Relativity organizes its clusters in trees, with levels. Users can set three values to control how cluster trees are created: Users can specify the “generality” of clusters, using a range that goes from 0 for most specific to 1 for most general. The closer to 0, the broader the range of concepts in a cluster, the fewer clusters, and the more documents per cluster; the closer to 1, the narrower the range of concepts in a cluster, the more clusters, and the fewer documents per cluster.

Users can set a “minimum coherence score” to determine how closely related documents need to be in order to be in the cluster. And users can set a “maximum hierarchy depth,” which is a limit on the number of levels in a cluster tree.

Clustering with Brainspace

Brainspace takes a somewhat different tack. Brainspace uses both LSI and additional capabilities to identify multiple concepts in each document. Brainspace examines sole terms and word order, as well as combinations of words and phrases. Its output looks different. (See Figure 3.) And it yields different results than Relativity. In fact, the search results of every concept clustering tool will differ from one another, even when using the same set of documents. They cannot help but differ because each system uses different algorithms to search content, meaning that the systems search data in different ways; often systems search somewhat different content or organize the same content in different ways for searching, which again leads to differing results. Furthermore, each system is designed with somewhat different goals in mind.

USES

Clustering can be and is used in various ways in lawsuits. Here are three examples:

To remove irrelevant documents. Identifying and setting aside irrelevant documents is one of the most powerful uses of clustering.

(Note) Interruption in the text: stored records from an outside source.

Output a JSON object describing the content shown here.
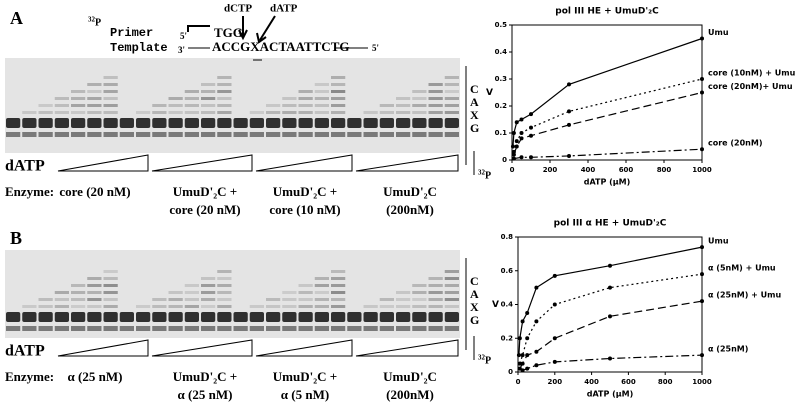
{
  "panel_a": {
    "letter": "A",
    "primer_label": "Primer",
    "template_label": "Template",
    "isotope_mass": "32",
    "isotope_element": "P",
    "primer_5": "5'",
    "template_3": "3'",
    "primer_seq": "TGG",
    "template_seq": "ACCGXACTAATTCTG",
    "template_5": "5'",
    "arrow_labels": [
      "dCTP",
      "dATP"
    ],
    "lane_bases": [
      "C",
      "A",
      "X",
      "G"
    ],
    "substrate": "dATP",
    "enzyme_heading": "Enzyme:",
    "enzymes": [
      [
        "core (20 nM)"
      ],
      [
        "UmuD'₂C +",
        "core (20 nM)"
      ],
      [
        "UmuD'₂C +",
        "core (10 nM)"
      ],
      [
        "UmuD'₂C",
        "(200nM)"
      ]
    ]
  },
  "panel_b": {
    "letter": "B",
    "isotope_mass": "32",
    "isotope_element": "P",
    "lane_bases": [
      "C",
      "A",
      "X",
      "G"
    ],
    "substrate": "dATP",
    "enzyme_heading": "Enzyme:",
    "enzymes": [
      [
        "α (25 nM)"
      ],
      [
        "UmuD'₂C +",
        "α (25 nM)"
      ],
      [
        "UmuD'₂C +",
        "α (5 nM)"
      ],
      [
        "UmuD'₂C",
        "(200nM)"
      ]
    ]
  },
  "chart_data": [
    {
      "type": "scatter",
      "title": "pol III HE + UmuD'₂C",
      "x_label": "dATP (µM)",
      "y_label": "V",
      "xlim": [
        0,
        1000
      ],
      "xticks": [
        0,
        200,
        400,
        600,
        800,
        1000
      ],
      "ylim": [
        0,
        0.5
      ],
      "yticks": [
        0,
        0.1,
        0.2,
        0.3,
        0.4,
        0.5
      ],
      "series": [
        {
          "name": "Umu",
          "color": "#000",
          "dash": "solid",
          "x": [
            5,
            10,
            25,
            50,
            100,
            300,
            1000
          ],
          "values": [
            0.05,
            0.1,
            0.14,
            0.15,
            0.17,
            0.28,
            0.45
          ]
        },
        {
          "name": "core (10nM) + Umu",
          "color": "#000",
          "dash": "dotted",
          "x": [
            10,
            25,
            50,
            100,
            300,
            1000
          ],
          "values": [
            0.03,
            0.07,
            0.1,
            0.12,
            0.18,
            0.3
          ]
        },
        {
          "name": "core (20nM)+ Umu",
          "color": "#000",
          "dash": "dashed",
          "x": [
            10,
            25,
            50,
            100,
            300,
            1000
          ],
          "values": [
            0.02,
            0.05,
            0.08,
            0.09,
            0.13,
            0.25
          ]
        },
        {
          "name": "core  (20nM)",
          "color": "#000",
          "dash": "dashdot",
          "x": [
            10,
            50,
            100,
            300,
            1000
          ],
          "values": [
            0.005,
            0.01,
            0.01,
            0.015,
            0.04
          ]
        }
      ]
    },
    {
      "type": "scatter",
      "title": "pol III α HE + UmuD'₂C",
      "x_label": "dATP (µM)",
      "y_label": "V",
      "xlim": [
        0,
        1000
      ],
      "xticks": [
        0,
        200,
        400,
        600,
        800,
        1000
      ],
      "ylim": [
        0,
        0.8
      ],
      "yticks": [
        0,
        0.2,
        0.4,
        0.6,
        0.8
      ],
      "series": [
        {
          "name": "Umu",
          "color": "#000",
          "dash": "solid",
          "x": [
            5,
            10,
            25,
            50,
            100,
            200,
            500,
            1000
          ],
          "values": [
            0.1,
            0.2,
            0.3,
            0.35,
            0.5,
            0.57,
            0.63,
            0.74
          ]
        },
        {
          "name": "α (5nM) + Umu",
          "color": "#000",
          "dash": "dotted",
          "x": [
            10,
            25,
            50,
            100,
            200,
            500,
            1000
          ],
          "values": [
            0.05,
            0.1,
            0.2,
            0.3,
            0.4,
            0.5,
            0.58
          ]
        },
        {
          "name": "α (25nM) + Umu",
          "color": "#000",
          "dash": "dashed",
          "x": [
            10,
            25,
            50,
            100,
            200,
            500,
            1000
          ],
          "values": [
            0.02,
            0.05,
            0.1,
            0.12,
            0.2,
            0.33,
            0.42
          ]
        },
        {
          "name": "α (25nM)",
          "color": "#000",
          "dash": "dashdot",
          "x": [
            25,
            50,
            100,
            200,
            500,
            1000
          ],
          "values": [
            0.01,
            0.02,
            0.04,
            0.06,
            0.08,
            0.1
          ]
        }
      ]
    }
  ]
}
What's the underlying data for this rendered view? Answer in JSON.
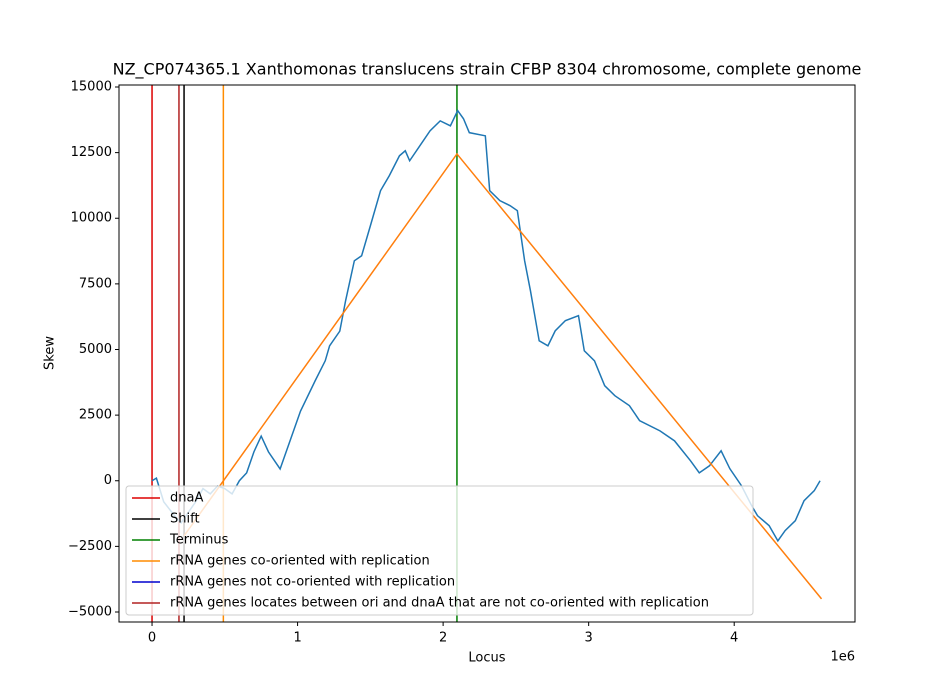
{
  "chart_data": {
    "type": "line",
    "title": "NZ_CP074365.1 Xanthomonas translucens strain CFBP 8304 chromosome, complete genome",
    "xlabel": "Locus",
    "ylabel": "Skew",
    "x_offset_label": "1e6",
    "xlim": [
      -227000,
      4830000
    ],
    "ylim": [
      -5381,
      15076
    ],
    "xticks": [
      {
        "value": 0,
        "label": "0"
      },
      {
        "value": 1000000,
        "label": "1"
      },
      {
        "value": 2000000,
        "label": "2"
      },
      {
        "value": 3000000,
        "label": "3"
      },
      {
        "value": 4000000,
        "label": "4"
      }
    ],
    "yticks": [
      {
        "value": -5000,
        "label": "−5000"
      },
      {
        "value": -2500,
        "label": "−2500"
      },
      0,
      2500,
      5000,
      7500,
      10000,
      12500,
      15000
    ],
    "series": [
      {
        "color": "#1f77b4",
        "x": [
          0,
          30000,
          80000,
          150000,
          200000,
          250000,
          300000,
          350000,
          400000,
          450000,
          500000,
          550000,
          600000,
          650000,
          700000,
          750000,
          800000,
          880000,
          1020000,
          1120000,
          1190000,
          1220000,
          1290000,
          1330000,
          1390000,
          1440000,
          1500000,
          1570000,
          1630000,
          1700000,
          1740000,
          1770000,
          1840000,
          1910000,
          1980000,
          2050000,
          2100000,
          2140000,
          2180000,
          2290000,
          2320000,
          2390000,
          2460000,
          2510000,
          2560000,
          2600000,
          2660000,
          2720000,
          2770000,
          2840000,
          2930000,
          2970000,
          3040000,
          3110000,
          3180000,
          3280000,
          3350000,
          3490000,
          3590000,
          3700000,
          3760000,
          3830000,
          3910000,
          3970000,
          4050000,
          4120000,
          4160000,
          4240000,
          4300000,
          4350000,
          4420000,
          4480000,
          4550000,
          4590000
        ],
        "values": [
          0,
          100,
          -800,
          -1300,
          -1600,
          -1200,
          -800,
          -300,
          -500,
          -200,
          -300,
          -500,
          0,
          300,
          1100,
          1700,
          1100,
          450,
          2650,
          3800,
          4570,
          5140,
          5700,
          6860,
          8380,
          8570,
          9710,
          11050,
          11620,
          12380,
          12570,
          12190,
          12760,
          13330,
          13710,
          13520,
          14100,
          13790,
          13260,
          13140,
          11050,
          10670,
          10480,
          10290,
          8380,
          7240,
          5330,
          5140,
          5710,
          6100,
          6290,
          4950,
          4570,
          3620,
          3240,
          2860,
          2290,
          1900,
          1520,
          760,
          300,
          570,
          1140,
          460,
          -190,
          -950,
          -1330,
          -1710,
          -2290,
          -1900,
          -1520,
          -760,
          -380,
          0
        ]
      },
      {
        "color": "#ff7f0e",
        "x": [
          220000,
          2095000,
          4600000
        ],
        "values": [
          -2100,
          12450,
          -4500
        ]
      }
    ],
    "markers": [
      {
        "name": "dnaA",
        "color": "#dd0000",
        "x": [
          0
        ]
      },
      {
        "name": "Shift",
        "color": "#000000",
        "x": [
          220000
        ]
      },
      {
        "name": "Terminus",
        "color": "#008000",
        "x": [
          2095000
        ]
      },
      {
        "name": "rRNA genes co-oriented with replication",
        "color": "#ff8c00",
        "x": [
          490000
        ]
      },
      {
        "name": "rRNA genes not co-oriented with replication",
        "color": "#0000cd",
        "x": []
      },
      {
        "name": "rRNA genes locates between ori and dnaA that are not co-oriented with replication",
        "color": "#b22222",
        "x": [
          185000
        ]
      }
    ]
  }
}
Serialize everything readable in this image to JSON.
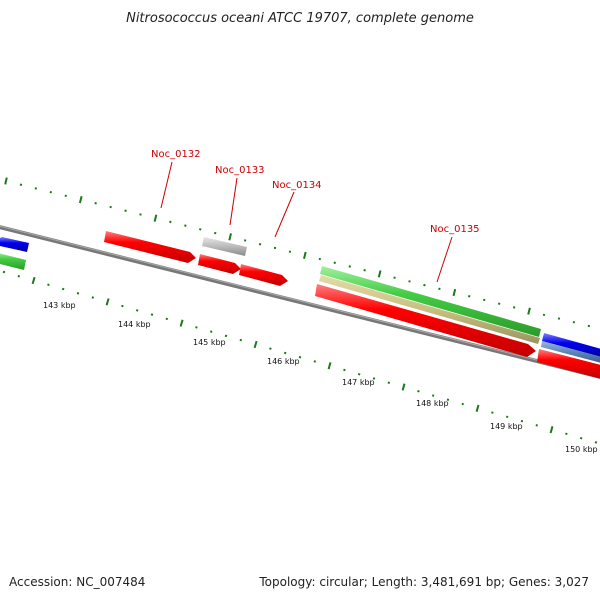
{
  "title": "Nitrosococcus oceani ATCC 19707, complete genome",
  "footer": {
    "accession": "Accession: NC_007484",
    "summary": "Topology: circular; Length: 3,481,691 bp; Genes: 3,027"
  },
  "ticks": [
    {
      "label": "143 kbp"
    },
    {
      "label": "144 kbp"
    },
    {
      "label": "145 kbp"
    },
    {
      "label": "146 kbp"
    },
    {
      "label": "147 kbp"
    },
    {
      "label": "148 kbp"
    },
    {
      "label": "149 kbp"
    },
    {
      "label": "150 kbp"
    }
  ],
  "gene_labels": [
    {
      "text": "Noc_0132"
    },
    {
      "text": "Noc_0133"
    },
    {
      "text": "Noc_0134"
    },
    {
      "text": "Noc_0135"
    }
  ],
  "colors": {
    "forward_cds": "#ff0000",
    "reverse_cds": "#0000ee",
    "green_track": "#44cc44",
    "khaki_track": "#c8c080",
    "gray_feature": "#bbbbbb",
    "backbone": "#808080",
    "tick": "#1a7a1a",
    "label": "#cc0000"
  }
}
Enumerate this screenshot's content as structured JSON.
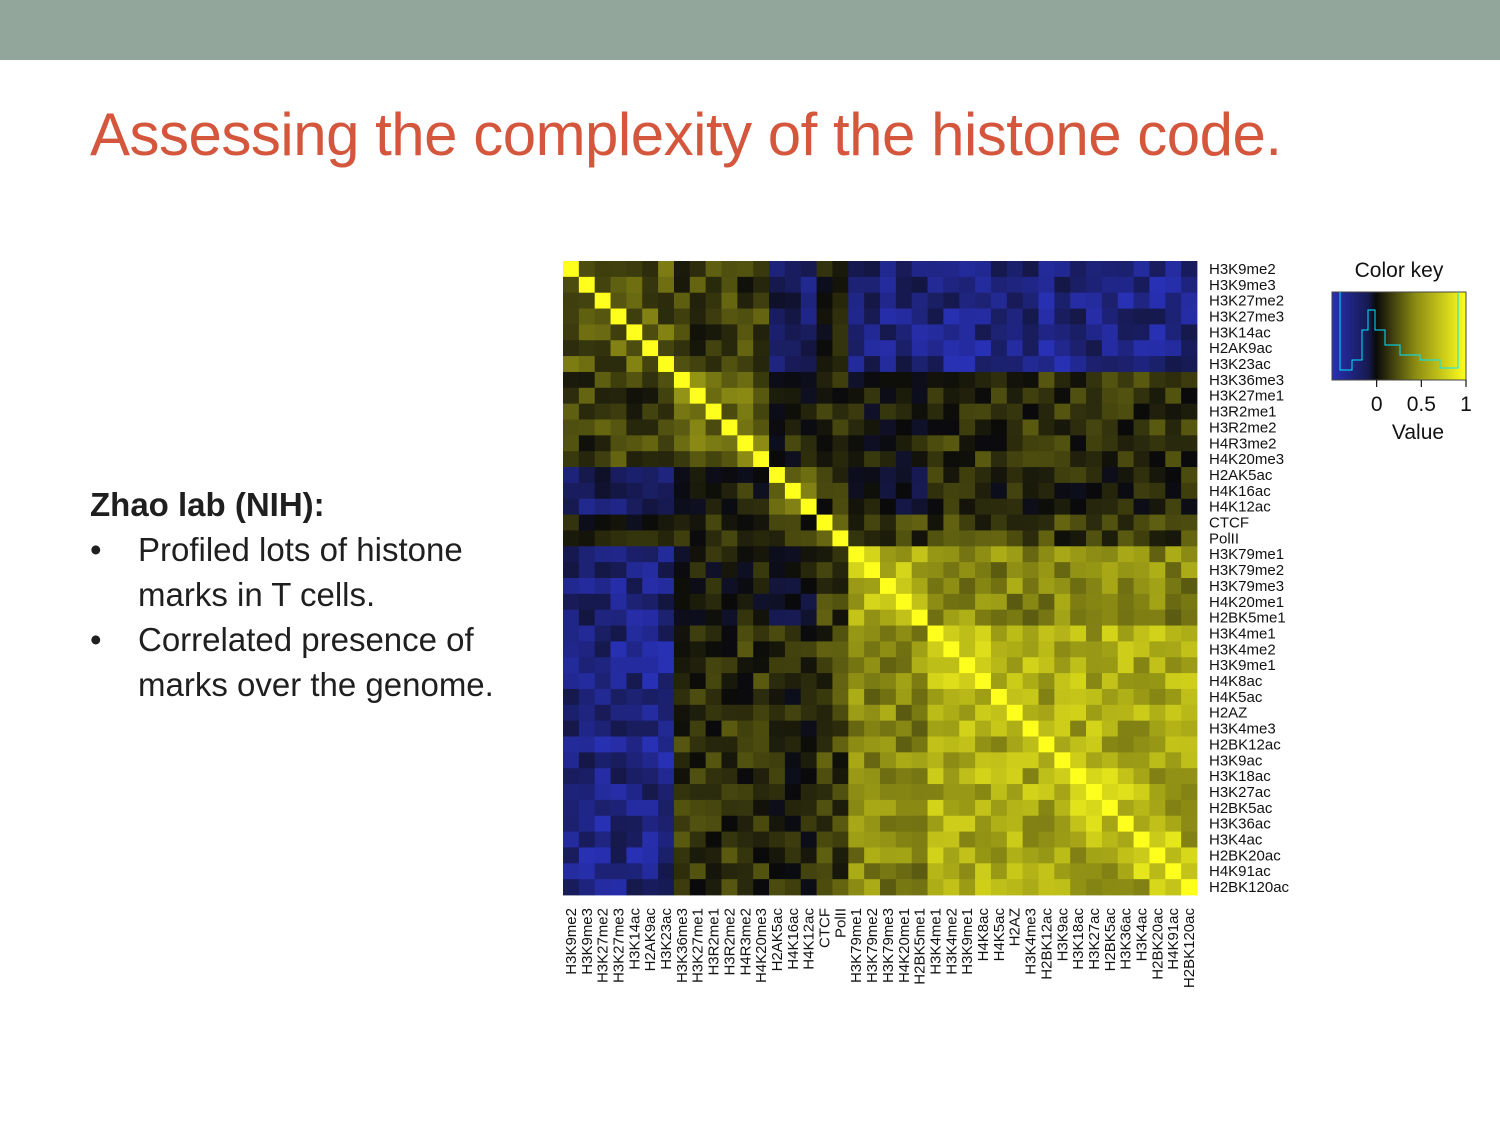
{
  "slide": {
    "title": "Assessing the complexity of the histone code.",
    "lab_heading": "Zhao lab (NIH):",
    "bullet_symbol": "•",
    "bullets": [
      "Profiled lots of histone marks in T cells.",
      "Correlated presence of marks over the genome."
    ],
    "colors": {
      "title": "#d4573d",
      "top_bar": "#93a69b"
    }
  },
  "chart_data": {
    "type": "heatmap",
    "labels": [
      "H3K9me2",
      "H3K9me3",
      "H3K27me2",
      "H3K27me3",
      "H3K14ac",
      "H2AK9ac",
      "H3K23ac",
      "H3K36me3",
      "H3K27me1",
      "H3R2me1",
      "H3R2me2",
      "H4R3me2",
      "H4K20me3",
      "H2AK5ac",
      "H4K16ac",
      "H4K12ac",
      "CTCF",
      "PolII",
      "H3K79me1",
      "H3K79me2",
      "H3K79me3",
      "H4K20me1",
      "H2BK5me1",
      "H3K4me1",
      "H3K4me2",
      "H3K9me1",
      "H4K8ac",
      "H4K5ac",
      "H2AZ",
      "H3K4me3",
      "H2BK12ac",
      "H3K9ac",
      "H3K18ac",
      "H3K27ac",
      "H2BK5ac",
      "H3K36ac",
      "H3K4ac",
      "H2BK20ac",
      "H4K91ac",
      "H2BK120ac"
    ],
    "groups": [
      [
        0,
        6
      ],
      [
        7,
        12
      ],
      [
        13,
        15
      ],
      [
        16,
        17
      ],
      [
        18,
        22
      ],
      [
        23,
        39
      ]
    ],
    "group_means": [
      [
        0.3,
        0.2,
        -0.25,
        0.0,
        -0.3,
        -0.35
      ],
      [
        0.2,
        0.35,
        0.1,
        0.1,
        0.05,
        0.15
      ],
      [
        -0.25,
        0.1,
        0.4,
        0.1,
        -0.05,
        0.1
      ],
      [
        0.0,
        0.1,
        0.1,
        0.3,
        0.2,
        0.2
      ],
      [
        -0.3,
        0.05,
        -0.05,
        0.2,
        0.65,
        0.5
      ],
      [
        -0.35,
        0.15,
        0.1,
        0.2,
        0.5,
        0.65
      ]
    ],
    "diagonal_value": 1.0,
    "color_scale": {
      "negative": "#2830b4",
      "zero": "#0a0a0a",
      "positive": "#ffff1e",
      "domain": [
        -0.5,
        1
      ]
    },
    "color_key": {
      "title": "Color key",
      "ticks": [
        0,
        0.5,
        1
      ],
      "tick_labels": [
        "0",
        "0.5",
        "1"
      ],
      "xlabel": "Value"
    }
  }
}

In a products case where the functioning of a third-party immersion heater is at issue, clustering can be used to find and set aside documents that, although they include references to the third-party immersion heater, discuss the heater only in ways that are totally unrelated to the issues in the lawsuit.

To find similar documents. A user can start with a key document and then have the tool generate a cluster with that document at the middle, just like the bullseye at the center of a target. The user can examine the contents of clusters nearest the center, looking for materials of interest, and move out from the center until there is nothing more of interest or time or other resources run out.

To improve the efficiency and effectiveness of review. Clustering arranges documents in groups by similarity of contents. Documents can be distributed to reviewers in ways that take advantage of those groupings, such as sending similar documents together or grouping documents by topic and sending those groups to reviewers, or sending certain groups of documents to specific reviewers.

Ultimately, concept clustering tools are best used in conjunction with other tools, such a predictive coding software and review platform. Clustering is then one part of an overall system used to identify and evaluate the content the user is looking for, find important documents the user did not even know to look for, and effectively and efficiently review the documents for relevance, privilege, and other concerns.